Restaurant sales positive in May despite slower growth

Overall, May 2022 was a good month for restaurant sales. The expected slowdown in sales growth continued thanks to last year’s sales numbers – which were impacted by COVID-19 vaccines and reduced restrictions imposed by the pandemic. Both unleashed pent-up demand in the market, which created tough sales hurdles today. On a monthly basis, sales growth numbers have held steady, remaining at levels that would have been considered strong in the pre-COVID era.

Sales growth was +4.9% in May, down only slightly from +5.3% announced for April. These strong sales numbers are due to the growth of guest screening at an accelerating pace. The biggest concern is traffic, which posted the third consecutive month of negative growth. Traffic growth was -2.9% during the month, down slightly from -2.8% in April. But even these negative traffic growth numbers are not far from what was happening at the end of 2019. The months in the fourth quarter of 2019 recorded an average traffic growth of -2.0%.

Although maintaining guest numbers is currently a challenge, the data suggests that it may be due to factors beyond the restaurant’s control. Reports indicate that guests are more positive about their restaurant experiences than they were a year ago. At the same time, the operators seem to keep their promise of a good restaurant experience, especially when it comes to service.

According to online reviews, guest morale* toward restaurant service improved by about six percentage points year-over-year in May. Moreover, net positive service sentiment increased since the beginning of the year compared to 2021 – with May marking the third highest service sentiment since January 2021.

Net food sentiment remained almost flat year-on-year in May. Last year also recorded strong sentiment towards food. May 2022 recorded the second highest net food sentiment score in the last 17 months.

*Net sentiment represents the percentage of positive mentions minus the percentage of negative mentions in online restaurant reviews.
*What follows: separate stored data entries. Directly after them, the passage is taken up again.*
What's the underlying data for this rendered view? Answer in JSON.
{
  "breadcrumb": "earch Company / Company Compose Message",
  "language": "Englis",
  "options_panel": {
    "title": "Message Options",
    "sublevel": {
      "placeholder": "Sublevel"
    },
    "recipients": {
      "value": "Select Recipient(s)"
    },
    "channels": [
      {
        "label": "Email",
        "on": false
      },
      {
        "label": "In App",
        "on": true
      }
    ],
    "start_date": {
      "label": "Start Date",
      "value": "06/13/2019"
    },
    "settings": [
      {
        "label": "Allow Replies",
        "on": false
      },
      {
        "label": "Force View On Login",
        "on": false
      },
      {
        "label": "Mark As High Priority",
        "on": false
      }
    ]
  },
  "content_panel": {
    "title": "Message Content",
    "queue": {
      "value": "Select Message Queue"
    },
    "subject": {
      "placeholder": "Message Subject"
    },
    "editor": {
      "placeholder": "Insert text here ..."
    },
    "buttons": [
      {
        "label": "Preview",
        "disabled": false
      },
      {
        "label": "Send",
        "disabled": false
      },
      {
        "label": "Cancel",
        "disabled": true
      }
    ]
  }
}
Financial metrics are “same store” metrics and are reported in a one-year comparison unless otherwise noted

Ratings are much lower for orders outside the company’s headquarters in full service, and the difference is less significant on limited service

When it comes to restaurant review data, one thing is very clear, albeit not unexpected: Guests tend to rate their restaurant experiences as more positively when dining in the restaurant than when they eat or drink outside the premises. Surprisingly, how little difference in ratings between these two channels is in the case of limited-service restaurants.

For full-service restaurant brands, the average star rating (based on a five-star scale) during the second quarter of 2022 was 4.0 when it comes to dining experience. While the average rating fell to 2.8 when referring to outdoor premises. This is a significant 1.2 pips drop between the two channels.

The main drivers behind low domestic ratings for full-service brands are usually related to either longer wait times and problems with orders. There was a higher percentage of negative mentions of time-related issues (‘wait’, ‘minutes’, and ‘long’) in assessments outside the workplace than those related to eating. There was also a higher rate of cues based on a specific ordering issue – things like ‘cold’, ‘wrong’ and ‘forget’, as well as fewer mentions that food was ‘delicious’ in take out.

In the case of limited-service restaurants, the average overall star rating was low, and the difference between the two was negligible. The average limited service dining experience resulted in an average star rating of 2.8, compared to 2.4 for orders to be consumed outside – a drop of just 0.4 points. Limited service sees a dominant share of the business through channels outside the premises. As a result, they are usually able to implement more consistently despite the challenges they face outside of the workplace. But this month’s low overall rating indicates that there are still challenges – and something all brands should watch out for as an opportunity for improvement.

In the case of limited-service restaurants, the biggest driver of the drop in the off-site rating for dining was wait time for orders, with the word “waiting” mentioned 1.4 times more in external ratings than in those reviews for dinner orders.

Region and market performance

There is no doubt that Florida dominated during the month of May on the basis of metropolitan areas with net positive feelings in restaurants. The particular market area with strong sentiment based on service, drinks, ambiance, and intent to return was Tampa, while Orlando was the most positive area for restaurant food and value.

Besides Orlando and Tampa, which topped the list of net-food positive sentiments, Philadelphia were the other major markets where restaurants scored strong positive sentiment based on their food. Raleigh, NC; Indianapolis and Miami. The same DMAs led the country to net service sentiment during the month.

On the other end of the spectrum, guests are less positive about their restaurant experiences in San Francisco. During May, San Francisco had the slightest feelings for the restaurant’s food, service, value and intent to return.

The Restaurant Guest Satisfaction Snapshot™ (RGSS) is produced by data from Black Box Guest Intelligence™. Guest Intelligence measures customer satisfaction data from over 190 brands and is the only online tool that integrates with operational performance data to check the impact on financial performance. The dataset focuses on six key attributes of the restaurant industry experience: food, service, ambiance, drinks, value and intent to return.

The RGSS algorithm identifies top-ranked brands based on sentiment. Brands included in this monthly snapshot should have at least 250 mentions for the month. Restaurants must have a minimum number of units to be eligible as well. DMA ratings only consider the 25 largest regions.